High school diploma or equivalent.
5 years’ relevant professional experience in a dietary supplement or food manufacturing environment.
Excellent leadership, attention to detail, written and verbal communication skills.
Proven ability to interpret and apply GMP regulations.
Proven ability to perform and resolve investigations/deviations and root cause analysis.
In-depth understanding of Good Manufacturing Practices (GMP).
Proficiency with Microsoft Word, SharePoint, Excel, and Outlook.
Ability to calculate figures and amounts such as discounts, interest, commissions, proportions, percentages, area, circumference, and volume. Ability to apply concepts of basic algebra and geometry.
Must have the ability to communicate effectively, verbally and in writing, with internal staff and management.
Ability to read and interpret documents such as safety rules, operating and maintenance instructions, and procedure manuals. Ability to write routine reports and correspondence. Ability to speak effectively before groups of customers or employees of organization.
Must be able to demonstrate practical problem solving and troubleshooting skills.
Ability to apply common sense understanding to carry out instructions furnished in written, oral, or diagram form.
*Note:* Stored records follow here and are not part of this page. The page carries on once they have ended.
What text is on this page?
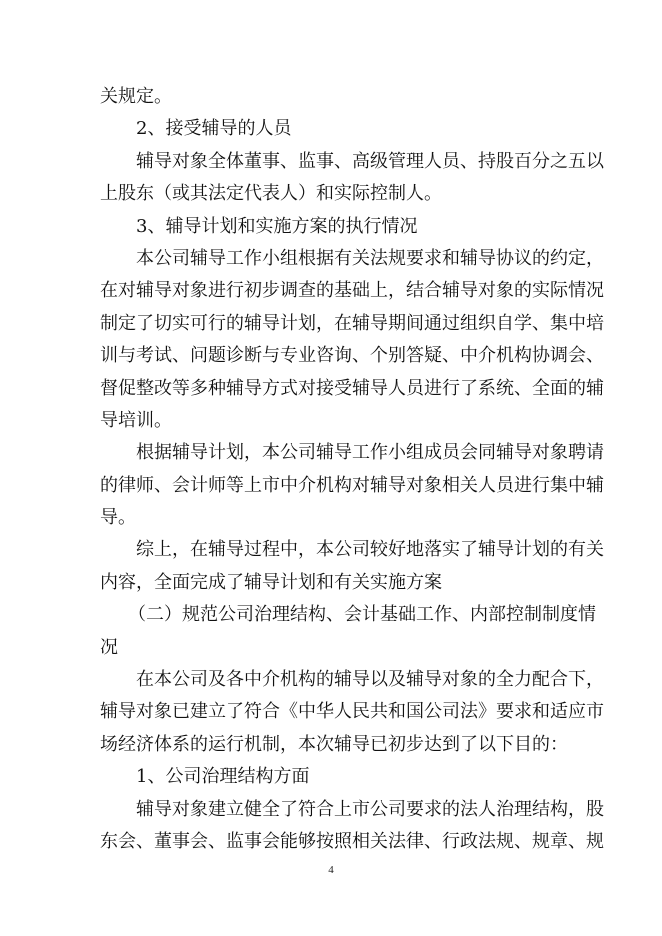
关规定。
2、接受辅导的人员
辅导对象全体董事、监事、高级管理人员、持股百分之五以
上股东（或其法定代表人）和实际控制人。
3、辅导计划和实施方案的执行情况
本公司辅导工作小组根据有关法规要求和辅导协议的约定，
在对辅导对象进行初步调查的基础上，结合辅导对象的实际情况
制定了切实可行的辅导计划，在辅导期间通过组织自学、集中培
训与考试、问题诊断与专业咨询、个别答疑、中介机构协调会、
督促整改等多种辅导方式对接受辅导人员进行了系统、全面的辅
导培训。
根据辅导计划，本公司辅导工作小组成员会同辅导对象聘请
的律师、会计师等上市中介机构对辅导对象相关人员进行集中辅
导。
综上，在辅导过程中，本公司较好地落实了辅导计划的有关
内容，全面完成了辅导计划和有关实施方案
（二）规范公司治理结构、会计基础工作、内部控制制度情
况
在本公司及各中介机构的辅导以及辅导对象的全力配合下，
辅导对象已建立了符合《中华人民共和国公司法》要求和适应市
场经济体系的运行机制，本次辅导已初步达到了以下目的：
1、公司治理结构方面
辅导对象建立健全了符合上市公司要求的法人治理结构，股
东会、董事会、监事会能够按照相关法律、行政法规、规章、规
4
Ability to deal with problems involving several concrete variables in standardized situations.

Nice To Haves

Associate’s degree in science or technical field.
HACCP certification.
Bilingual in English/Spanish.

Responsibilities

Provide day-to-day guidance, training, and support to, and on behalf of, the Lot Review team in collaboration with management.
Drive improvements to Lot Review processes, procedures, tools, trainings, and programs.
Review completed batch records for compliance and accuracy.
Perform final approval for release of finished product.
Support internal, customer, certification, and regulatory quality audits.
Support the training of all employees through lot review and critical process steps within the batch production records.
Respond in real time to operational issues to prevent and avoid deviations, including immediate response to questions from operations personnel that could potentially lead to non-conformances and failures.
Facilitate resolution of potential nonconformance events.
Ensure operational compliance by making sure policies and procedures are followed.
Identify and report redundant, difficult, or outdated Batch Production Forms to management.
Coordinate storage, filing and retrieval of batch records.
Provide input and assist with implementation of improvements to streamline the BPR review and approval process.
Support all departments with corrective actions, audit findings and follow-up.
Provide training in Good Manufacturing Practices (GMP) to new and existing employees as directed.
As assigned, participate in committees and projects, implement changes, and manage processes.
Provide On the Job Training (OJT) for new hires.
Support in continued training and development of Lot Review staff.
Provide task direction to Lot Review Specialists.